Bagaimana peran relawan ketika arahan datang dari figur yang sudah mundur dari jabatan formal? Fredy Damanik, Wakil Ketua Umum Projo, menyebut bahwa dukungan terhadap Prabowo-Gibran sudah berlangsung sejak Pilpres 2024. Namun secara kritis, arahan ini dapat memunculkan pertanyaan: apakah dukungan itu lahir dari aspirasi publik atau lebih sebagai instruksi tokoh berpengaruh?
Mengapa sorotan publik begitu besar? Penulis tertarik menelaah arahan ini karena menimbulkan dilema antara loyalitas politik dan prinsip demokrasi. Analisis ini penting untuk menilai bagaimana kesinambungan kebijakan dapat dijaga tanpa mengurangi evaluasi publik dan proses demokratis.
1. Arahan Mantan Presiden: Panduan atau Tekanan?
Fredy Damanik menegaskan bahwa arahan Mantan Presiden Jokowi adalah untuk mendukung pemerintahan Prabowo-Gibran. Positifnya, arahan ini dapat menjaga kesinambungan pembangunan. Namun, dari perspektif kritis, arahan ini bisa dianggap membatasi kebebasan relawan dalam menilai kinerja pemerintahan. Pesan tersiratnya: loyalitas politik harus diseimbangkan dengan akuntabilitas publik.

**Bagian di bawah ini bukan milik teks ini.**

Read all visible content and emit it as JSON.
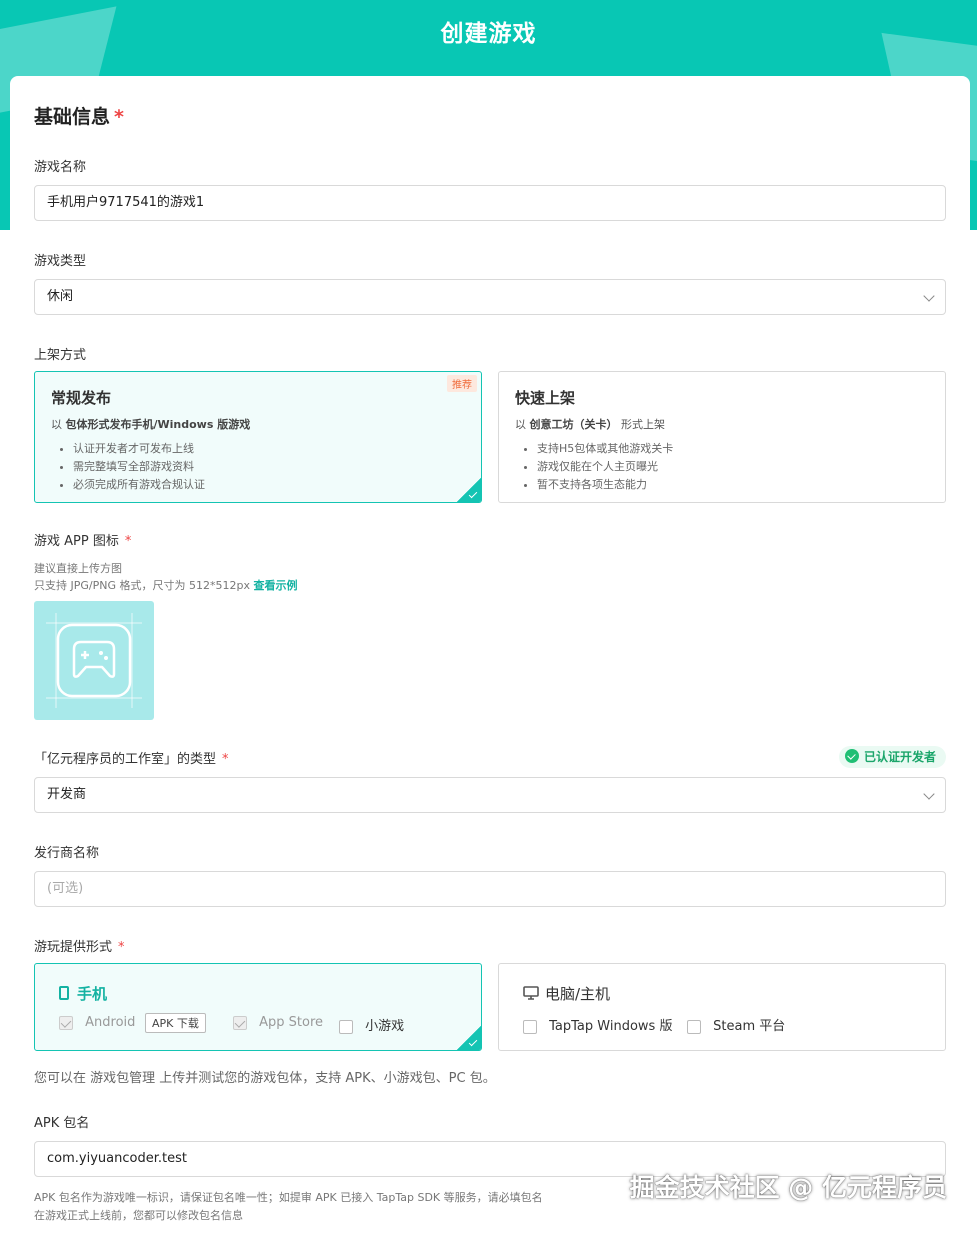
{
  "header": {
    "title": "创建游戏"
  },
  "basic": {
    "title": "基础信息",
    "star": "*"
  },
  "game_name": {
    "label": "游戏名称",
    "value": "手机用户9717541的游戏1"
  },
  "game_type": {
    "label": "游戏类型",
    "value": "休闲"
  },
  "listing": {
    "label": "上架方式",
    "regular": {
      "title": "常规发布",
      "badge": "推荐",
      "desc_prefix": "以 ",
      "desc_bold": "包体形式发布手机/Windows 版游戏",
      "desc_suffix": "",
      "bullets": [
        "认证开发者才可发布上线",
        "需完整填写全部游戏资料",
        "必须完成所有游戏合规认证"
      ]
    },
    "quick": {
      "title": "快速上架",
      "desc_prefix": "以 ",
      "desc_bold": "创意工坊（关卡）",
      "desc_suffix": " 形式上架",
      "bullets": [
        "支持H5包体或其他游戏关卡",
        "游戏仅能在个人主页曝光",
        "暂不支持各项生态能力"
      ]
    }
  },
  "icon_section": {
    "label": "游戏 APP 图标",
    "star": "*",
    "hint1": "建议直接上传方图",
    "hint2": "只支持 JPG/PNG 格式，尺寸为 512*512px",
    "example_link": "查看示例",
    "icon_name": "gamepad-icon"
  },
  "studio_type": {
    "label": "「亿元程序员的工作室」的类型",
    "star": "*",
    "value": "开发商",
    "verified": "已认证开发者"
  },
  "publisher": {
    "label": "发行商名称",
    "placeholder": "(可选)"
  },
  "play_form": {
    "label": "游玩提供形式",
    "star": "*",
    "mobile": {
      "title": "手机",
      "android": "Android",
      "apk_tag": "APK 下载",
      "appstore": "App Store",
      "mini": "小游戏"
    },
    "pc": {
      "title": "电脑/主机",
      "windows": "TapTap Windows 版",
      "steam": "Steam 平台"
    },
    "note": "您可以在 游戏包管理 上传并测试您的游戏包体，支持 APK、小游戏包、PC 包。"
  },
  "apk": {
    "label": "APK 包名",
    "value": "com.yiyuancoder.test",
    "hint1": "APK 包名作为游戏唯一标识，请保证包名唯一性；如提审 APK 已接入 TapTap SDK 等服务，请必填包名",
    "hint2": "在游戏正式上线前，您都可以修改包名信息"
  },
  "watermark": "掘金技术社区 @ 亿元程序员",
  "colors": {
    "accent": "#08c7b4",
    "required": "#e44444",
    "badge": "#f06c3c"
  }
}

Relawan yang aktif sejak Pilpres 2024 memang menunjukkan komitmen jangka panjang. Tapi apakah dukungan itu lahir dari aspirasi atau instruksi tokoh berpengaruh? Refleksi: politik modern membutuhkan keseimbangan antara kesinambungan program dan ruang demokrasi bagi relawan.